Reversed and remanded.
NOTES
[1] School Street is joined in this appeal by several tiers of partners of the business itself, including School Street's own general partners, First City Properties E Street, Inc. and Boston School Associates Limited Partnership; Boston School Associates Limited Partnership's general partner Boston School Associates; and Boston School Associate's general partners, Mortimer B. Zuckerman and Edward H. Linde.
[2] In principle, the concept is a simple one.

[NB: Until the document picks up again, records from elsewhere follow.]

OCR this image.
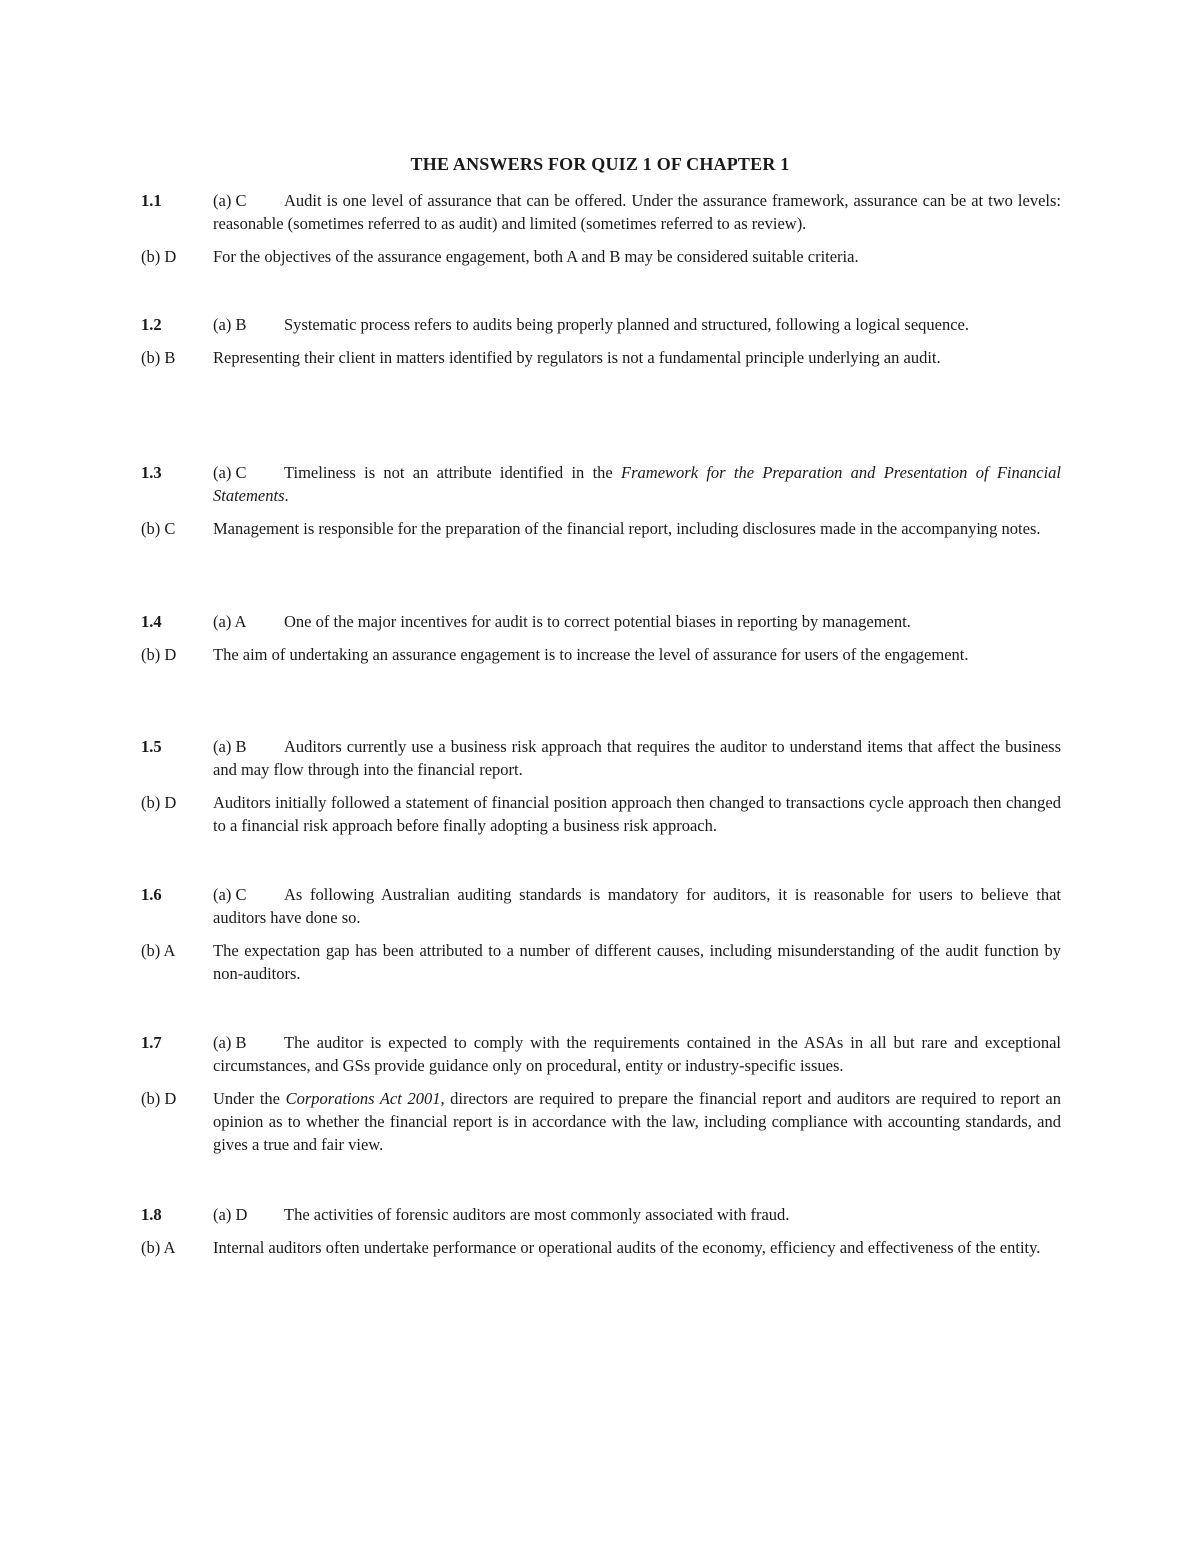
THE ANSWERS FOR QUIZ 1 OF CHAPTER 1
1.1	(a) C Audit is one level of assurance that can be offered. Under the assurance framework, assurance can be at two levels: reasonable (sometimes referred to as audit) and limited (sometimes referred to as review).
(b) D For the objectives of the assurance engagement, both A and B may be considered suitable criteria.
1.2	(a) B Systematic process refers to audits being properly planned and structured, following a logical sequence.
(b) B Representing their client in matters identified by regulators is not a fundamental principle underlying an audit.
1.3	(a) C Timeliness is not an attribute identified in the Framework for the Preparation and Presentation of Financial Statements.
(b) C Management is responsible for the preparation of the financial report, including disclosures made in the accompanying notes.
1.4	(a) A One of the major incentives for audit is to correct potential biases in reporting by management.
(b) D The aim of undertaking an assurance engagement is to increase the level of assurance for users of the engagement.
1.5	(a) B Auditors currently use a business risk approach that requires the auditor to understand items that affect the business and may flow through into the financial report.
(b) D Auditors initially followed a statement of financial position approach then changed to transactions cycle approach then changed to a financial risk approach before finally adopting a business risk approach.
1.6	(a) C As following Australian auditing standards is mandatory for auditors, it is reasonable for users to believe that auditors have done so.
(b) A The expectation gap has been attributed to a number of different causes, including misunderstanding of the audit function by non-auditors.
1.7	(a) B The auditor is expected to comply with the requirements contained in the ASAs in all but rare and exceptional circumstances, and GSs provide guidance only on procedural, entity or industry-specific issues.
(b) D Under the Corporations Act 2001, directors are required to prepare the financial report and auditors are required to report an opinion as to whether the financial report is in accordance with the law, including compliance with accounting standards, and gives a true and fair view.
1.8	(a) D The activities of forensic auditors are most commonly associated with fraud.
(b) A Internal auditors often undertake performance or operational audits of the economy, efficiency and effectiveness of the entity.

If a business loses $10,000 in one year and the next year earns a profit of $20,000, its net taxable income in the second year would only be $10,000. Thus, the concept spreads out, so to speak, profits and losses over a longer period than a single tax year.
[3] We therefore do not reach School Street's additional arguments that an alternative interpretation would both be unconstitutional and violate the District's Home Rule Act.
[4] Subchapter X, referenced in both franchise tax sections of the Code, defines "taxable income" based on the definition of net income in subchapter III.
[5] The District originally countered School Street's initial motion for summary judgment by alleging that the losses reported on federal returns did not match those reported to the District. At this point in the proceedings, however, neither party asserts a material factual dispute.
[6] The final requirement that the net operating losses deducted be reported on federal tax returns for the same taxable period (which may extend over several years) ensures that their amounts are consistent for both District and federal purposes, without ascribing to whom the losses are attributable for tax purposes.
[7] The reason such deductions are not allowed under the IRC was elucidated earlier; under the federal rules, all partnerships as well as individually owned unincorporated businesses are pass-through vehicles, and as such there is no taxable income flowing to the business entity itself against which to apply the deduction.
[8] The District suggested at oral argument that certain unusual forms of unincorporated business entities are taxed as corporations under the federal law, but this is not demonstrated to be anything more than de minimis.
[9] Even if the deduction amount itself must appear on some federal tax return, it will presumably appear in the aggregate on the individual partners' returns for the years in question, if only as an offset to other income. The fundamental problem with the District's approach is that it would read the clause as requiring that the NOL deduction be actually taken for federal income tax purposes by the unincorporated business itself in the same tax year, a reading that the clause will not fairly bear.
[10] See, e.g., D.C.Code § 47-1801.3 (1996) ("Such portion of such person's income ... shall be reported ..."); D.C.Code § 47-1803.3(a) (1996) ("The following deductions shall be allowed..."); D.C.Code § 47-1804.3 (1996) ("The deductions and credits provided for in this chapter shall be taken ...").
[11] The District appears to have historically construed the entirety of § 47-1803.2(a) (1996) and § 47-1803.3(b) (1996) as allowing the passage of losses onto individual owners for their tax benefit. Nothing in the code states this explicitly; the District apparently relies on general references to the IRC in allowing this pass-through of losses.